Ten Ways the U.S. Could Cut Gas Reliance Right Now (But Probably Won’t)
A top intergovernmental organization released a 10-point plan to cut gasoline use worldwide in response to Russia’s invasion of Ukraine, which the group says will put the planet on track to meet its broader emissions-reduction goals — but the U.S. will have trouble actually implementing it without an upheaval on our national transportation culture.
Last week, the International Energy Agency urged government leaders to implement a raft of emergency strategies that will immediately ease pain at the pump by getting residents to pass on gasoline entirely — all without sacrificing their basic mobility. Those ideas, collectively, would reduce oil demand by 2.7 million barrels every day if deployed across the organization’s 31 member states and eight associated countries, a list which includes the United States. (Context: The world consumes close to 100 million barrels of oil every day.)
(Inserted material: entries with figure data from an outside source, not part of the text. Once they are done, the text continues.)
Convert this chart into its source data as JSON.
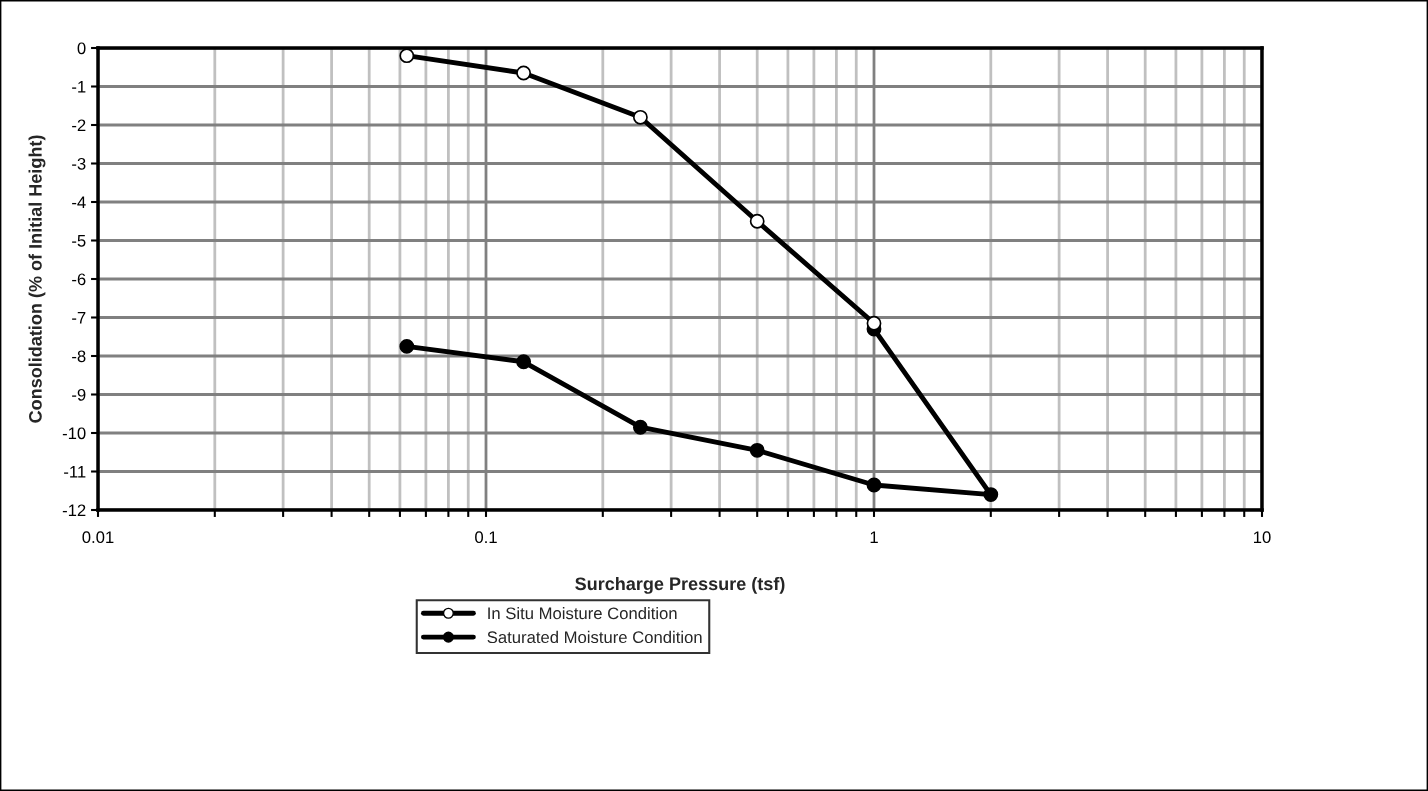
{
  "chart_data": {
    "type": "line",
    "xlabel": "Surcharge Pressure (tsf)",
    "ylabel": "Consolidation (% of Initial Height)",
    "series": [
      {
        "name": "In Situ Moisture Condition",
        "color": "#000000",
        "colors": [
          "#ffffff",
          "#ffffff",
          "#ffffff",
          "#ffffff",
          "#ffffff"
        ],
        "x": [
          0.0625,
          0.125,
          0.25,
          0.5,
          1
        ],
        "values": [
          -0.2,
          -0.65,
          -1.8,
          -4.5,
          -7.15
        ]
      },
      {
        "name": "Saturated Moisture Condition",
        "color": "#000000",
        "colors": [
          "#000000",
          "#000000",
          "#000000",
          "#000000",
          "#000000",
          "#000000",
          "#000000"
        ],
        "x": [
          1,
          2,
          1,
          0.5,
          0.25,
          0.125,
          0.0625
        ],
        "values": [
          -7.3,
          -11.6,
          -11.35,
          -10.45,
          -9.85,
          -8.15,
          -7.75
        ]
      }
    ],
    "log": "x",
    "xlim": [
      0.01,
      10
    ],
    "xticks": [
      0.01,
      0.1,
      1,
      10
    ],
    "ylim": [
      -12,
      0
    ],
    "yticks": [
      0,
      -1,
      -2,
      -3,
      -4,
      -5,
      -6,
      -7,
      -8,
      -9,
      -10,
      -11,
      -12
    ],
    "grid": true,
    "legend": "bottom",
    "marker": "circle",
    "line_style": "solid"
  }
}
Notably, all but one of the Agency’s recommendations were aimed at reducing car usage or vehicle speeds, with hastening electric and efficient vehicle adoption landing last on the list.
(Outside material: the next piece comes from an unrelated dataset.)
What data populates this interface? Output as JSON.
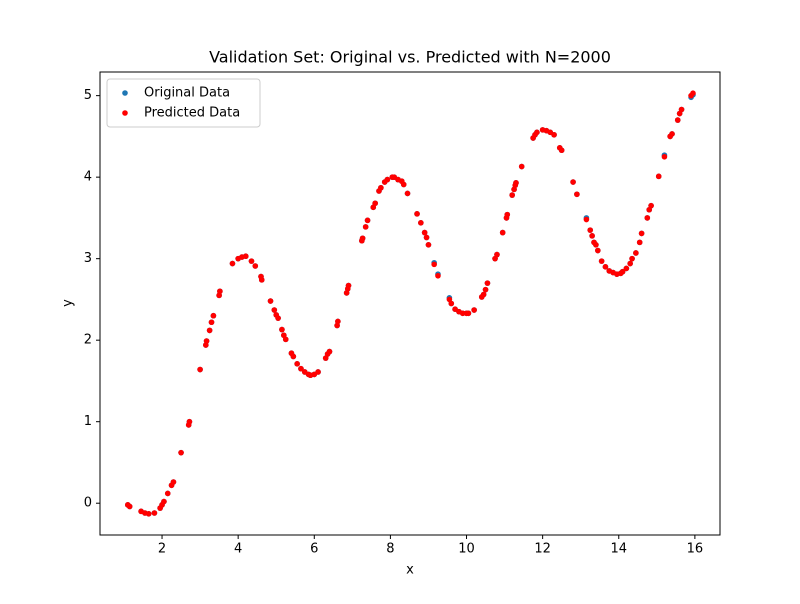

The most impactful suggestions, meanwhile, all focused on getting vehicles off the road entirely, including:
- Increasing remote work (500k barrels/day if everyone who possibly can skips their commute just three days a week),
- Carpooling (which would save 470k barrels/day, especially if drivers turned off the air conditioning and monitor their tire pressure), and,
- Instituting car-free Sundays in urban areas (380k/barrels for every day without private vehicle traffic, with a handful common-sense exemptions, such as emergency services vehicles, delivery trucks, and cars used as mobility aids)
The list stands in stark contrast to many U.S. lawmakers’ recommended responses to the ongoing fuel crisis, which have largely emphasized increasing oil supply with additional drilling and artificially decreasing fuel prices by temporarily eliminating federal and state gas taxes.
Most experts seem to agree, though, that neither strategy will lower oil prices very much. New domestic oil leases will take years to actually generate new supply, and road user fees like gas taxes are already so low — and subsidized so heavily by general funds — that even eliminating them outright would barely make a dent.
“A gas tax holiday might help consumers in the short run, but by further cementing our dependence on fossil fuel-fired cars, it will only leave Americans even more vulnerable to the next crisis,” said Matthew Casale, environment campaigns director at the U.S. Public Interest Research Group.
Casale supports the International Energy Agency’s emphasis on demand-side solutions to the current fuel price crisis, which advocates have pointed out is only a crisis at all because America depends so heavily on private automobiles (which have gotten larger), rather than on a broad range of low- or no-fuel mobility options.
Getting American communities to actually try those solutions, though, won’t be easy without dramatically rethinking the country’s core transportation structure and culture first. And some suggestions on the agency’s list, like pushing commuters towards high-speed trains over fuel-intensive plane travel, simply aren’t possible, because America functionally has no high-speed rail at all.
“If we had been doing these things all along, we wouldn’t be in this mess in the first place,” Casale added. “But in the U.S., we’re not geared towards these kinds of proposals….Reducing demand just isn’t the focus of the conversation on either side of the political aisle, but it needs to be.”
To make sure that America is insulated against future crises, Casale says it’s critical that the country rethink how we pay for transportation overall — and particularly, how much drivers pay for their impacts on society. U.S. PIRG recently released its own multi-point plan to fix America’s transportation financing systems, which the group says would make it all but impossible for communities to justify building car-focused mobility networks.
In the meantime, short-term strategies like reducing highway speed limits and providing incentives for fuel-free travel can work — and they’re the least we can do to confront the far larger challenges of climate change.
“The IEA’s 10-point plan would be a good start, and would help alleviate many immediate problems,” added Casale. “But to ensure this leads to a longer-term fix, we need to reform our entire system of pricing and paying for transportation so that the cheapest and most convenient modes of transportation are also the cleanest, healthiest, safest, and most efficient.”